Top Six Musicals Sewanee Will Never Put On (But It’d Be Cool if They Did)

WAR HORSELondon Cast 2014
WAR HORSE London Cast 2014

Photo courtesy of warhorseonstage.com

David Provost

Staff Writer

1) Jersey Boys: The story of Frankie Valli and The Four Seasons would be beautiful on stage here on the mountain! But all the pros in the biz happen to know that since the 2014 film adaptation, there’s no point in ever performing this show again. Period. Clint Eastwood, who is as gifted at talking to inanimate household furniture as he is at directing heartfelt war movies, perfected all things Jersey Boys. It’s over two hours long, has a 52 percent on Rotten Tomatoes (only 48 percent away from 100 percent!) and includes heavy-handed American Italian stereotypes the classic Broadway run could never reach! Go see it now. Stop reading this, please. You really need to see the Jersey Boys (2014) movie!

 

2) War Horse: Sewanee is a horse-friendly campus but we lack a horse-friendly stage. It’s not impossible to make happen, but Tennessee Williams had an irrational disdain for horses and it’s only right that we respect that.

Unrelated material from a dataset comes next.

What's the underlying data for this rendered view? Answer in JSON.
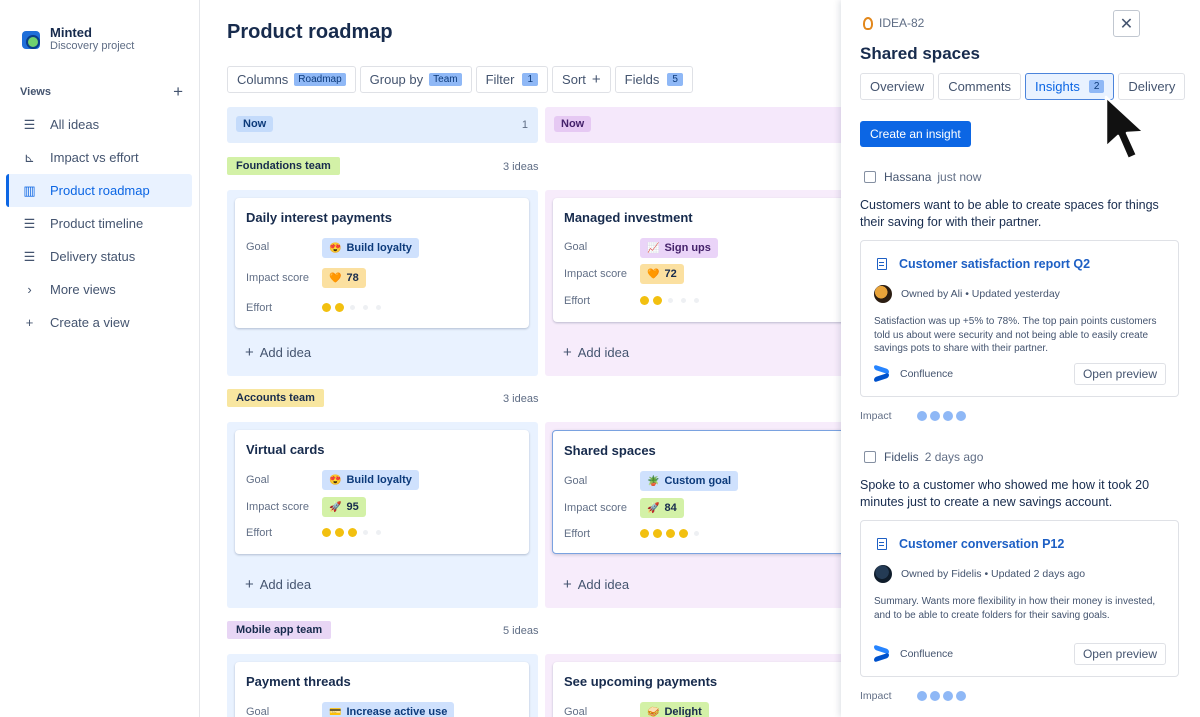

Sewanee’s always been good at perpetuating irrational fears dead people had, so why stop now! It would be easier if War Horse was about a single horse but nope, the script demands a lot of horses in a lot of war being horses, horsin’ around. Maybe we could use puppet horses instead of live-animals… Nah, that’s just weird and impractical!

 

3) Suessical: This one is close to home because of how close we were to making this one happen. Dress and tech rehearsals went off without a hitch but when a test audience saw the finished product in the early 2000’s, seeing Horton the anxious Elephant and Green Eggs and Ham in the same fictional universe didn’t sit well with Seuss purists. LSD flashbacks were also triggered.

 

4) Rent: Some of the best Broadway songs of all-time come from this one! Social messages, political satire, urban sprawl– what’s not to love?  To quote the play, “How do you document real life when real life seems more like fiction each day?” Sewanee Theater doesn’t have the answer quite yet. No students have ever had any problems receiving financial aid awards since the musical’s creation in 1993. Not any. Zero. Even the best performers in the department aren’t method enough to pull off the inner-turmoil of a cast facing eviction. The only solution would be to erase financial aid packets for a year in order to create authentic motivation for our actors. Let’s make it happen. #YSRent

 

5) The Book of Mormon: This is an underground off-off-really freaking off-off Broadway musical drama you probably haven’t heard of before. But Theater Sewanee has wanted to get a hold of this for a while now. The show only ran two and half times before falling into musical theater obscurity. Thankfully, during a New York Outreach Trip I abandoned my responsibilities and peers to go see a show one night. So worth it, damn. It’s what plays are supposed to look like. Sound like. Feel like! I joined the Church of Latter Day Saints during intermission, and that made the next act pretty cool to watch. Super compelling theater, the kind of thing the mainstream is afraid to embrace. Maybe someday Sewanee will do this musical. I believe.
6) Hamilton: There’s not enough black people here.

One thought

  1. When I was scanning the Purple to see if Sewanee’s ongoing dissolution of it’s connection with the South and the Confederacy had accelerated in the current revisionist climate, I came across this entertaining article. I especially enjoyed reading that the author, David Provost, had “joined” The Church of Jesus Christ of Latter-day Saints (its complete name) between two acts of “The Book of Mormon” musical. When I entered Sewanee in the fall of 1964, I was a recent convert to the L.D.S. Church. At Sewanee, I sang in the choir, was an All Saints Chapel guide, served as a lay reader for the evening services (never well-attended) in the St. Augustine Chapel, and became well-acquainted with Chaplain Collins. Another student, a militant orthodox Episcopalian (do such folk still exist?) who did not tolerate my religious opinions, initiated the only serious fist fight I’ve ever experienced. Unfortunately, it was on the eve of Thanksgiving vacation and I was to have visited the home of another student whose family lived in Savannah. I had to beg off because of some bruising (to my face and my ego) and because my wallet had mysteriously ‘disappeared’ during the altercation. I spent that bleak and dinner-less Thanksgiving considering my options. Although I had looked forward to attending Sewanee for years, I realized I wasn’t a good fit for the school. At the end of the semester, I transferred to B.Y.U. (where else?) “The Book of Mormon” musical has popularized religious bigotry as a form of entertainment. I got a foretaste of it when I was a freshman at Sewanee (and I still haven’t visited Savannah!).